Cronin ultimately envisions reactionware as 3D printable by labs and pharmacies on demand. Technicians could download the designs and order a drug-specific kit, made up of prefilled syringes, and produce the medications by following a strict series of steps. The researcher refers to such a process as the “digitization” of medicine, essentially making drug fabrication as easy as following a simple series of steps.
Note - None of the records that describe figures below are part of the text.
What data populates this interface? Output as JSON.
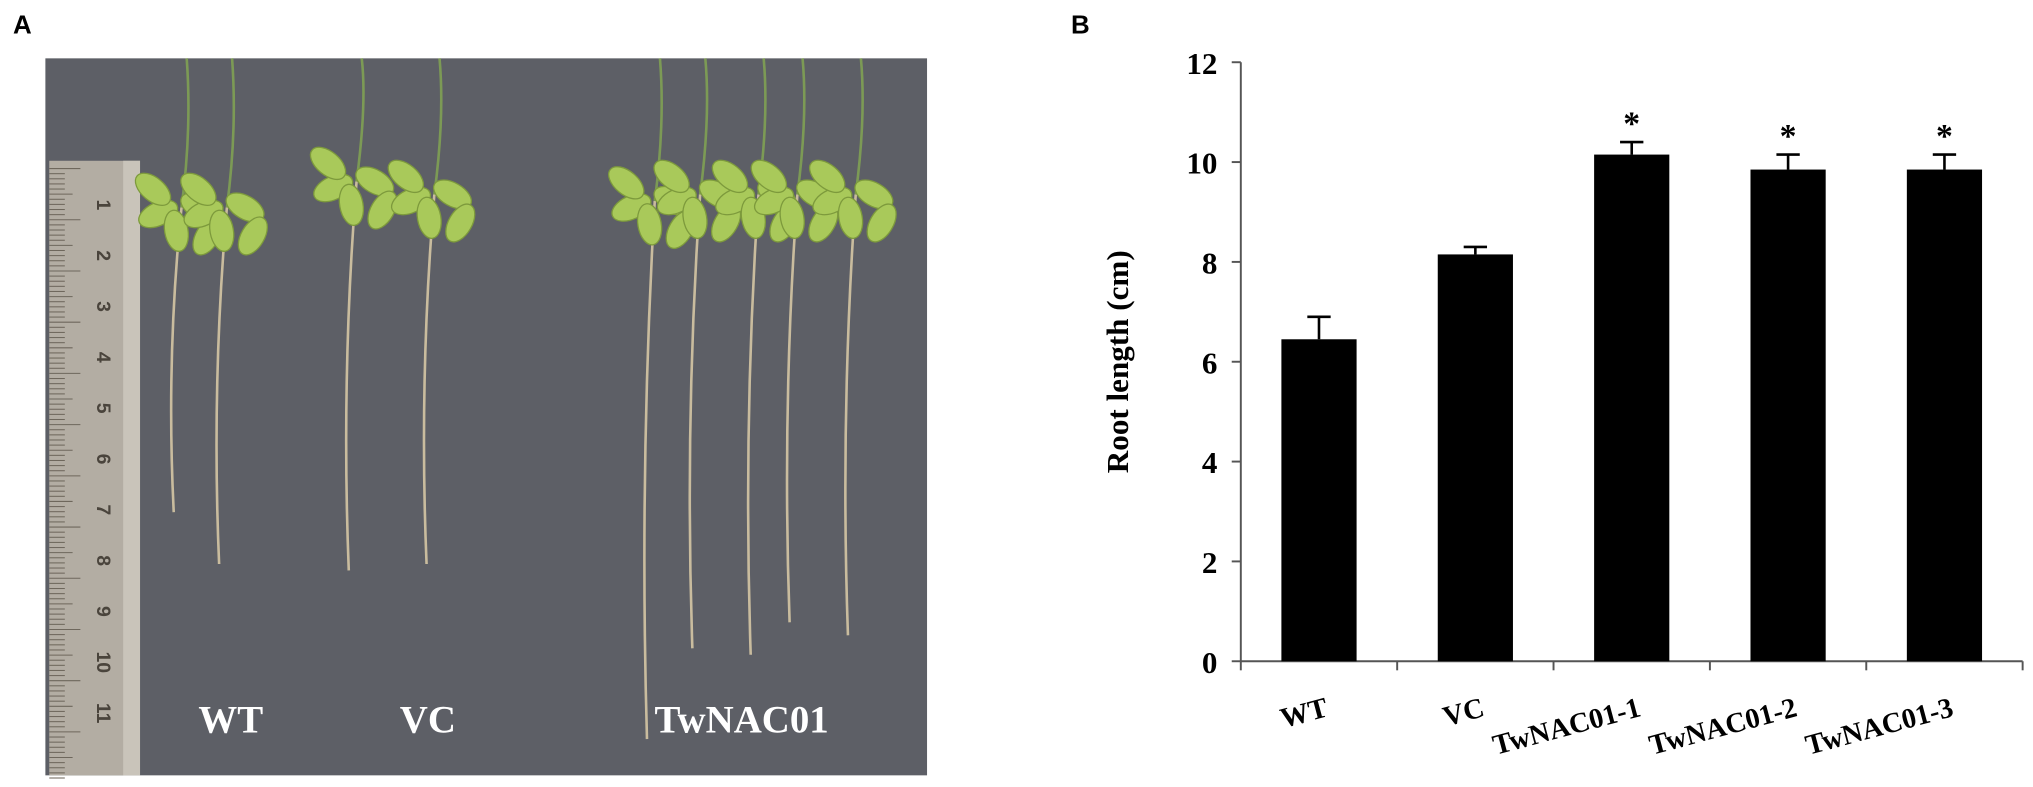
{
  "photo": {
    "panel_label": "A",
    "labels": [
      "WT",
      "VC",
      "TwNAC01"
    ],
    "ruler": [
      "1",
      "2",
      "3",
      "4",
      "5",
      "6",
      "7",
      "8",
      "9",
      "10",
      "11"
    ]
  },
  "chart_data": {
    "type": "bar",
    "panel_label": "B",
    "y_label": "Root length (cm)",
    "categories": [
      "WT",
      "VC",
      "TwNAC01-1",
      "TwNAC01-2",
      "TwNAC01-3"
    ],
    "values": [
      6.45,
      8.15,
      10.15,
      9.85,
      9.85
    ],
    "errors": [
      0.45,
      0.15,
      0.25,
      0.3,
      0.3
    ],
    "annotations": [
      {
        "x": "TwNAC01-1",
        "text": "*"
      },
      {
        "x": "TwNAC01-2",
        "text": "*"
      },
      {
        "x": "TwNAC01-3",
        "text": "*"
      }
    ],
    "color": "#000000",
    "ylim": [
      0,
      12
    ],
    "yticks": [
      0,
      2,
      4,
      6,
      8,
      10,
      12
    ]
  }
}
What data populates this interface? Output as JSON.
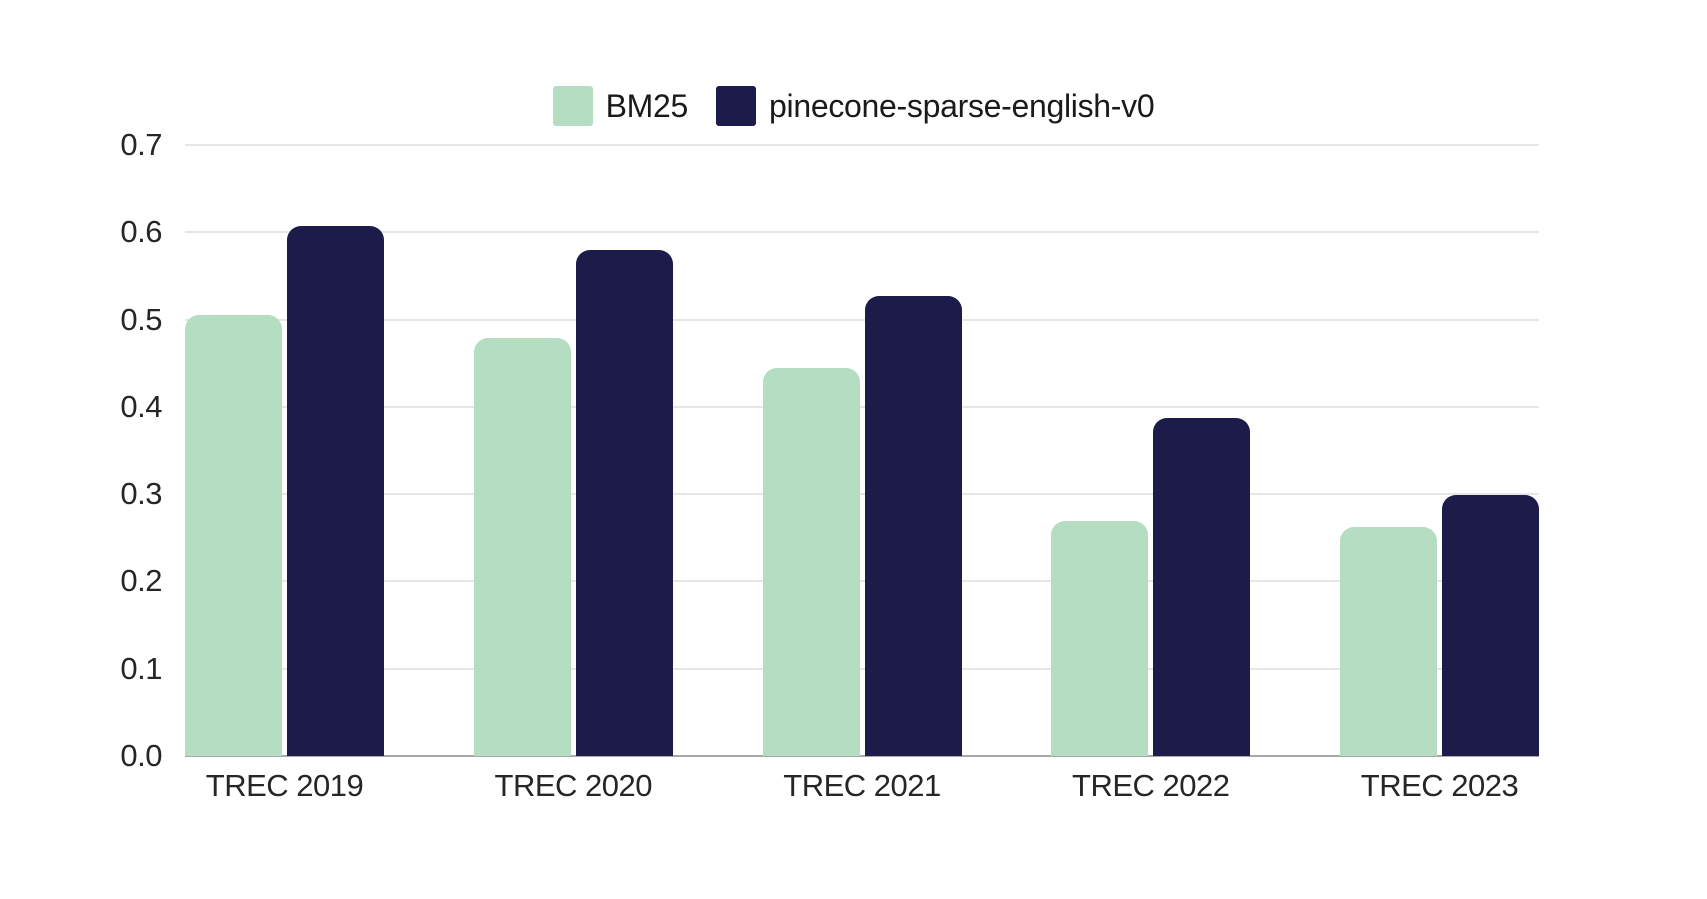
{
  "colors": {
    "background": "#ffffff",
    "bm25_green": "#b4ddc2",
    "pinecone_navy": "#1c1b4a",
    "gridline": "#e6e6e6",
    "axis_line": "#a8a8a8",
    "label_text": "#262626"
  },
  "chart_data": {
    "type": "bar",
    "title": "",
    "xlabel": "",
    "ylabel": "",
    "categories": [
      "TREC 2019",
      "TREC 2020",
      "TREC 2021",
      "TREC 2022",
      "TREC 2023"
    ],
    "series": [
      {
        "name": "BM25",
        "color": "#b4ddc2",
        "values": [
          0.505,
          0.479,
          0.445,
          0.269,
          0.262
        ]
      },
      {
        "name": "pinecone-sparse-english-v0",
        "color": "#1c1b4a",
        "values": [
          0.607,
          0.58,
          0.527,
          0.387,
          0.299
        ]
      }
    ],
    "ylim": [
      0.0,
      0.7
    ],
    "y_ticks": [
      "0.0",
      "0.1",
      "0.2",
      "0.3",
      "0.4",
      "0.5",
      "0.6",
      "0.7"
    ],
    "grid": true,
    "legend_position": "top-center"
  }
}
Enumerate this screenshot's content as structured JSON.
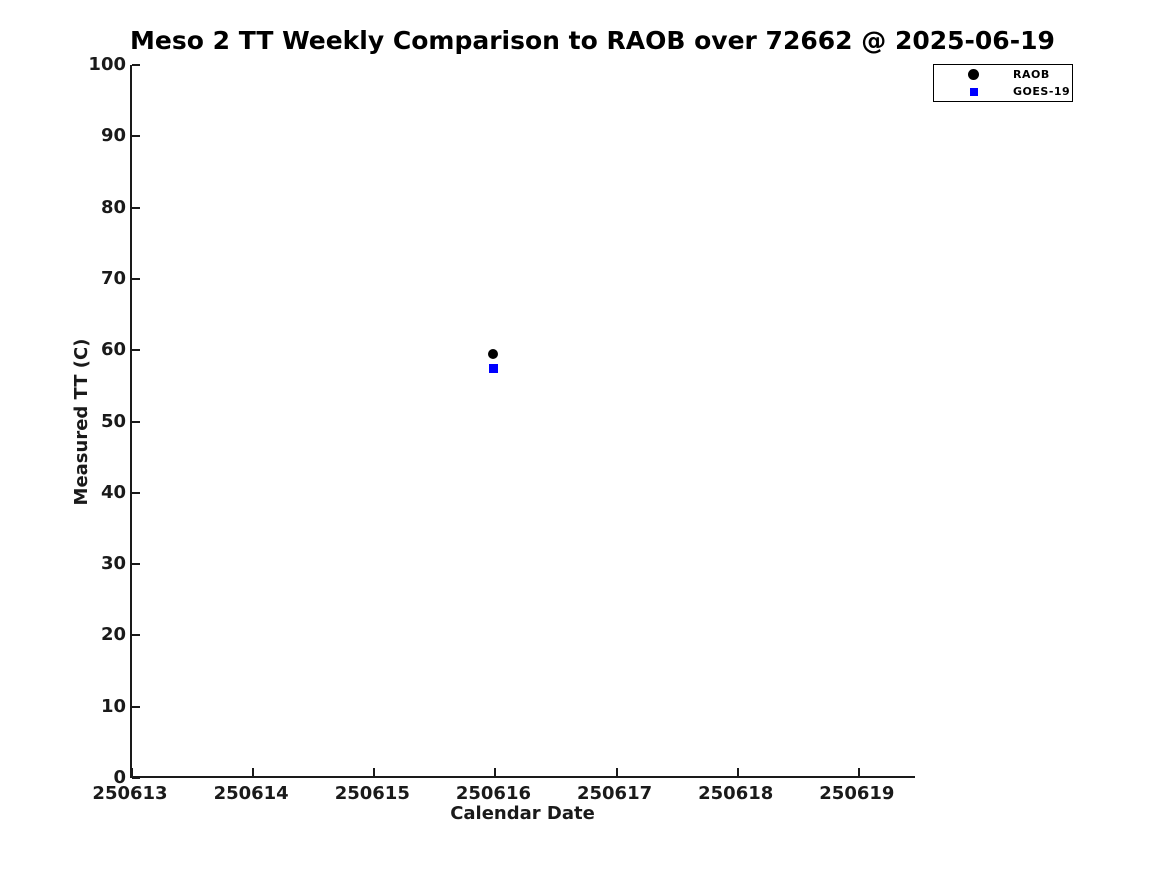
{
  "chart_data": {
    "type": "scatter",
    "title": "Meso 2 TT Weekly Comparison to RAOB over 72662 @ 2025-06-19",
    "xlabel": "Calendar Date",
    "ylabel": "Measured TT (C)",
    "xlim": [
      250613,
      250619.48
    ],
    "ylim": [
      0,
      100
    ],
    "xticks": [
      "250613",
      "250614",
      "250615",
      "250616",
      "250617",
      "250618",
      "250619"
    ],
    "xtick_values": [
      250613,
      250614,
      250615,
      250616,
      250617,
      250618,
      250619
    ],
    "yticks": [
      "0",
      "10",
      "20",
      "30",
      "40",
      "50",
      "60",
      "70",
      "80",
      "90",
      "100"
    ],
    "ytick_values": [
      0,
      10,
      20,
      30,
      40,
      50,
      60,
      70,
      80,
      90,
      100
    ],
    "grid": false,
    "legend_position": "top-right",
    "axis_color": "#1a1a1a",
    "background_color": "#ffffff",
    "series": [
      {
        "name": "RAOB",
        "marker": "circle",
        "color": "#000000",
        "x": [
          250616
        ],
        "y": [
          59.5
        ]
      },
      {
        "name": "GOES-19",
        "marker": "square",
        "color": "#0000ff",
        "x": [
          250616
        ],
        "y": [
          57.4
        ]
      }
    ]
  }
}
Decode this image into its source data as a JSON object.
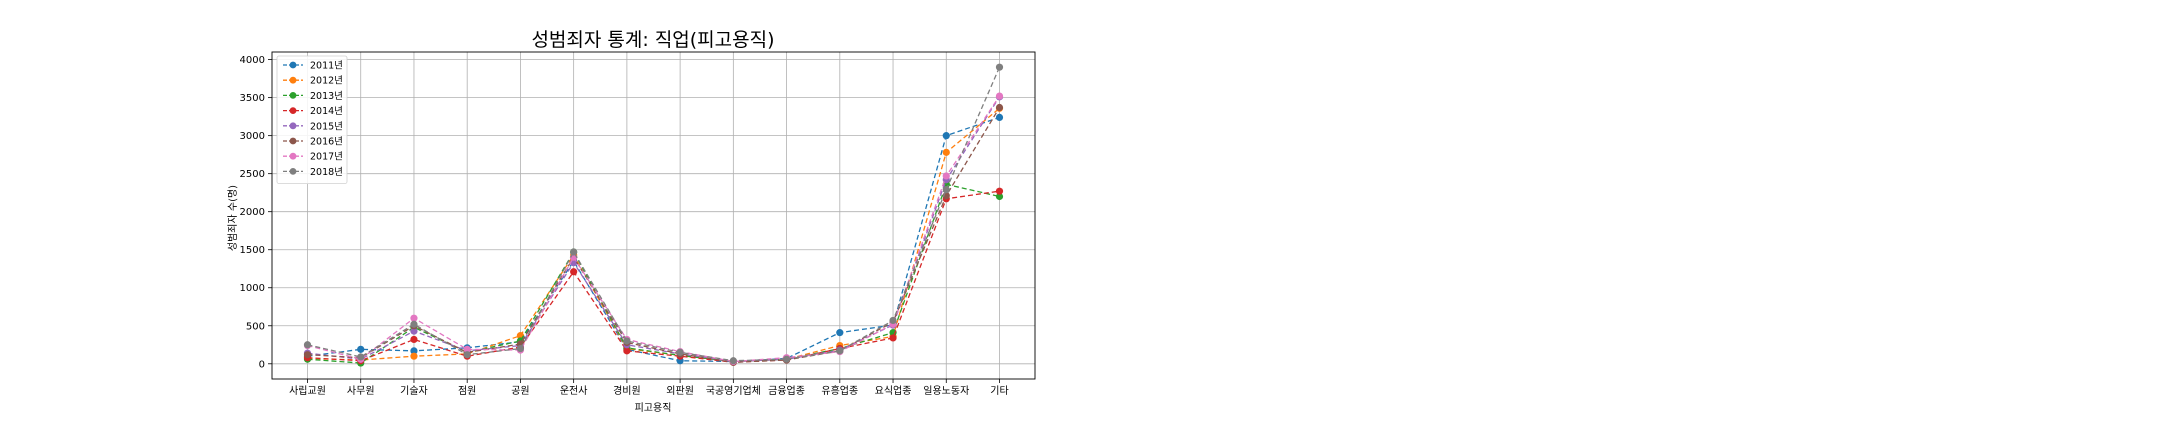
{
  "chart_data": {
    "type": "line",
    "title": "성범죄자 통계: 직업(피고용직)",
    "xlabel": "피고용직",
    "ylabel": "성범죄자 수(명)",
    "ylim": [
      -200,
      4100
    ],
    "yticks": [
      0,
      500,
      1000,
      1500,
      2000,
      2500,
      3000,
      3500,
      4000
    ],
    "grid": true,
    "legend_position": "top-left",
    "categories": [
      "사립교원",
      "사무원",
      "기술자",
      "점원",
      "공원",
      "운전사",
      "경비원",
      "외판원",
      "국공영기업체",
      "금융업종",
      "유흥업종",
      "요식업종",
      "일용노동자",
      "기타"
    ],
    "series": [
      {
        "name": "2011년",
        "color": "#1f77b4",
        "values": [
          100,
          190,
          170,
          210,
          290,
          1350,
          190,
          40,
          30,
          70,
          410,
          510,
          3000,
          3240
        ]
      },
      {
        "name": "2012년",
        "color": "#ff7f0e",
        "values": [
          70,
          50,
          100,
          130,
          370,
          1430,
          200,
          110,
          30,
          60,
          240,
          360,
          2780,
          3360
        ]
      },
      {
        "name": "2013년",
        "color": "#2ca02c",
        "values": [
          60,
          10,
          480,
          150,
          300,
          1470,
          210,
          110,
          30,
          60,
          200,
          410,
          2360,
          2200
        ]
      },
      {
        "name": "2014년",
        "color": "#d62728",
        "values": [
          80,
          40,
          320,
          100,
          220,
          1210,
          170,
          100,
          20,
          50,
          200,
          340,
          2170,
          2270
        ]
      },
      {
        "name": "2015년",
        "color": "#9467bd",
        "values": [
          140,
          60,
          430,
          170,
          240,
          1330,
          250,
          130,
          30,
          60,
          180,
          510,
          2420,
          3510
        ]
      },
      {
        "name": "2016년",
        "color": "#8c564b",
        "values": [
          120,
          80,
          500,
          150,
          260,
          1400,
          280,
          130,
          20,
          50,
          170,
          550,
          2210,
          3370
        ]
      },
      {
        "name": "2017년",
        "color": "#e377c2",
        "values": [
          240,
          60,
          600,
          190,
          180,
          1400,
          320,
          160,
          30,
          80,
          160,
          520,
          2470,
          3520
        ]
      },
      {
        "name": "2018년",
        "color": "#7f7f7f",
        "values": [
          250,
          90,
          520,
          120,
          200,
          1470,
          300,
          150,
          40,
          60,
          170,
          570,
          2290,
          3900
        ]
      }
    ]
  }
}
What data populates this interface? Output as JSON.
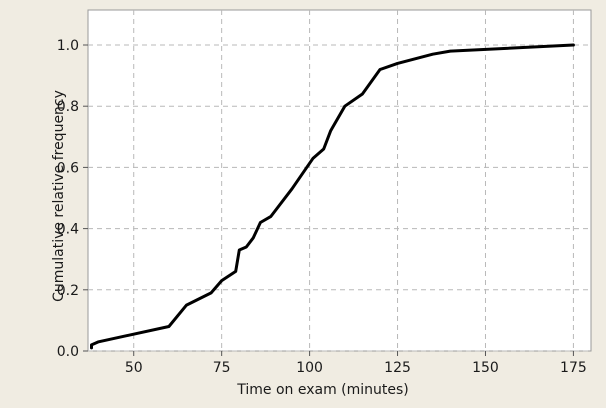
{
  "chart_data": {
    "type": "line",
    "xlabel": "Time on exam (minutes)",
    "ylabel": "Cumulative relative frequency",
    "xlim": [
      37,
      180
    ],
    "ylim": [
      0,
      1.0
    ],
    "grid": true,
    "x_ticks": [
      50,
      75,
      100,
      125,
      150,
      175
    ],
    "x_tick_labels": [
      "50",
      "75",
      "100",
      "125",
      "150",
      "175"
    ],
    "y_ticks": [
      0,
      0.2,
      0.4,
      0.6,
      0.8,
      1.0
    ],
    "y_tick_labels": [
      "0.0",
      "0.2",
      "0.4",
      "0.6",
      "0.8",
      "1.0"
    ],
    "series": [
      {
        "color": "#000000",
        "x": [
          38,
          38,
          40,
          60,
          65,
          72,
          75,
          79,
          80,
          82,
          84,
          86,
          89,
          95,
          101,
          104,
          106,
          110,
          115,
          120,
          125,
          135,
          140,
          175
        ],
        "y": [
          0.01,
          0.02,
          0.03,
          0.08,
          0.15,
          0.19,
          0.23,
          0.26,
          0.33,
          0.34,
          0.37,
          0.42,
          0.44,
          0.53,
          0.63,
          0.66,
          0.72,
          0.8,
          0.84,
          0.92,
          0.94,
          0.97,
          0.98,
          1.0
        ]
      }
    ]
  }
}
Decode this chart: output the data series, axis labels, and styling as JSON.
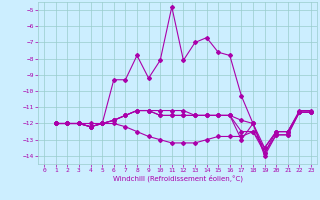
{
  "title": "",
  "xlabel": "Windchill (Refroidissement éolien,°C)",
  "xlim": [
    -0.5,
    23.5
  ],
  "ylim": [
    -14.5,
    -4.5
  ],
  "yticks": [
    -14,
    -13,
    -12,
    -11,
    -10,
    -9,
    -8,
    -7,
    -6,
    -5
  ],
  "xticks": [
    0,
    1,
    2,
    3,
    4,
    5,
    6,
    7,
    8,
    9,
    10,
    11,
    12,
    13,
    14,
    15,
    16,
    17,
    18,
    19,
    20,
    21,
    22,
    23
  ],
  "bg_color": "#cceeff",
  "grid_color": "#99cccc",
  "line_color": "#aa00aa",
  "line1_x": [
    1,
    2,
    3,
    4,
    5,
    6,
    7,
    8,
    9,
    10,
    11,
    12,
    13,
    14,
    15,
    16,
    17,
    18,
    19,
    20,
    21,
    22,
    23
  ],
  "line1_y": [
    -12,
    -12,
    -12,
    -12.2,
    -12,
    -9.3,
    -9.3,
    -7.8,
    -9.2,
    -8.1,
    -4.8,
    -8.1,
    -7.0,
    -6.7,
    -7.6,
    -7.8,
    -10.3,
    -12.0,
    -13.8,
    -12.5,
    -12.5,
    -11.3,
    -11.3
  ],
  "line2_x": [
    1,
    2,
    3,
    4,
    5,
    6,
    7,
    8,
    9,
    10,
    11,
    12,
    13,
    14,
    15,
    16,
    17,
    18,
    19,
    20,
    21,
    22,
    23
  ],
  "line2_y": [
    -12,
    -12,
    -12,
    -12.2,
    -12.0,
    -11.8,
    -11.5,
    -11.2,
    -11.2,
    -11.2,
    -11.2,
    -11.2,
    -11.5,
    -11.5,
    -11.5,
    -11.5,
    -13.0,
    -12.0,
    -14.0,
    -12.7,
    -12.7,
    -11.3,
    -11.3
  ],
  "line3_x": [
    1,
    2,
    3,
    4,
    5,
    6,
    7,
    8,
    9,
    10,
    11,
    12,
    13,
    14,
    15,
    16,
    17,
    18,
    19,
    20,
    21,
    22,
    23
  ],
  "line3_y": [
    -12,
    -12,
    -12,
    -12.2,
    -12.0,
    -11.8,
    -11.5,
    -11.2,
    -11.2,
    -11.5,
    -11.5,
    -11.5,
    -11.5,
    -11.5,
    -11.5,
    -11.5,
    -12.5,
    -12.5,
    -13.5,
    -12.5,
    -12.5,
    -11.3,
    -11.3
  ],
  "line4_x": [
    1,
    2,
    3,
    4,
    5,
    6,
    7,
    8,
    9,
    10,
    11,
    12,
    13,
    14,
    15,
    16,
    17,
    18,
    19,
    20,
    21,
    22,
    23
  ],
  "line4_y": [
    -12,
    -12,
    -12,
    -12.0,
    -12.0,
    -11.8,
    -11.5,
    -11.2,
    -11.2,
    -11.5,
    -11.5,
    -11.5,
    -11.5,
    -11.5,
    -11.5,
    -11.5,
    -11.8,
    -12.0,
    -13.5,
    -12.5,
    -12.5,
    -11.2,
    -11.2
  ],
  "line5_x": [
    1,
    2,
    3,
    4,
    5,
    6,
    7,
    8,
    9,
    10,
    11,
    12,
    13,
    14,
    15,
    16,
    17,
    18,
    19,
    20,
    21,
    22,
    23
  ],
  "line5_y": [
    -12,
    -12,
    -12,
    -12.2,
    -12,
    -12.0,
    -12.2,
    -12.5,
    -12.8,
    -13.0,
    -13.2,
    -13.2,
    -13.2,
    -13.0,
    -12.8,
    -12.8,
    -12.8,
    -12.5,
    -13.8,
    -12.7,
    -12.7,
    -11.3,
    -11.3
  ]
}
For reactionware to reach this point, Cronin and his team need to ensure that the drug fabrication process is reproducible to exact standards so it can receive approval from the FDA and other regulatory bodies.
Custom Meds from FabRx
Ultimately, one of the goals of 3D-printed pharmaceuticals is custom medication, tailored specifically to the patient. While Cronin’s reactionware may be used for highly specialized drugs, it may be possible to customize more regular medications more immediately.
One startup, FabRx, spun out of and based at University College London, has developed a method for 3D printing custom tablets, or printlets as FabRx refers to them, for producing patient-specific doses. Currently, pharmacies have no way of manufacturing pills in different doses. According to Dr. Alvaro Goyanes, the company’s director of development, by 3D printing medicine directly, it may be easy to modify the dose just by changing the size or infill of the printlet.
“This could be a game-changing technology in pediatric medicine, where the dose of medicines changes depending on the age or weight of the child,” Goyanes said.“On top of that, it will be possible to combine two or more drugs in one tablet, reducing the number of tablets that one person has to swallow. That is important in geriatric populations.”
FabRx is evaluating different technologies for manufacturing medicine, including stereolithography (SLA), selective laser sintering (SLS), inkjetting and fused deposition modeling. While SLA enables extremely high resolution, the resins and photoiniators are not GRAS-approved (generally recognized as safe) by the FDA, according to Goyanes. However, he pointed to research into new resins and polymers that could be biocompatible in the same way that resins used for dental applications are.
As for SLS, Goyanes said, “One of the advantages of SLS is that instead of using plastic, ceramic or metal powder, we can fill the printer with a drug and GRAS-pharmaceutical excipients. The process is very simple, and we get printlets that are perfectly safe. It is not necessary to get a filament by hot melt extrusion like in the fused deposition modeling technology, and, depending on the excipients we select, we can get very fast release or targeted release of the medicines to specific regions of the gastrointestinal tract.”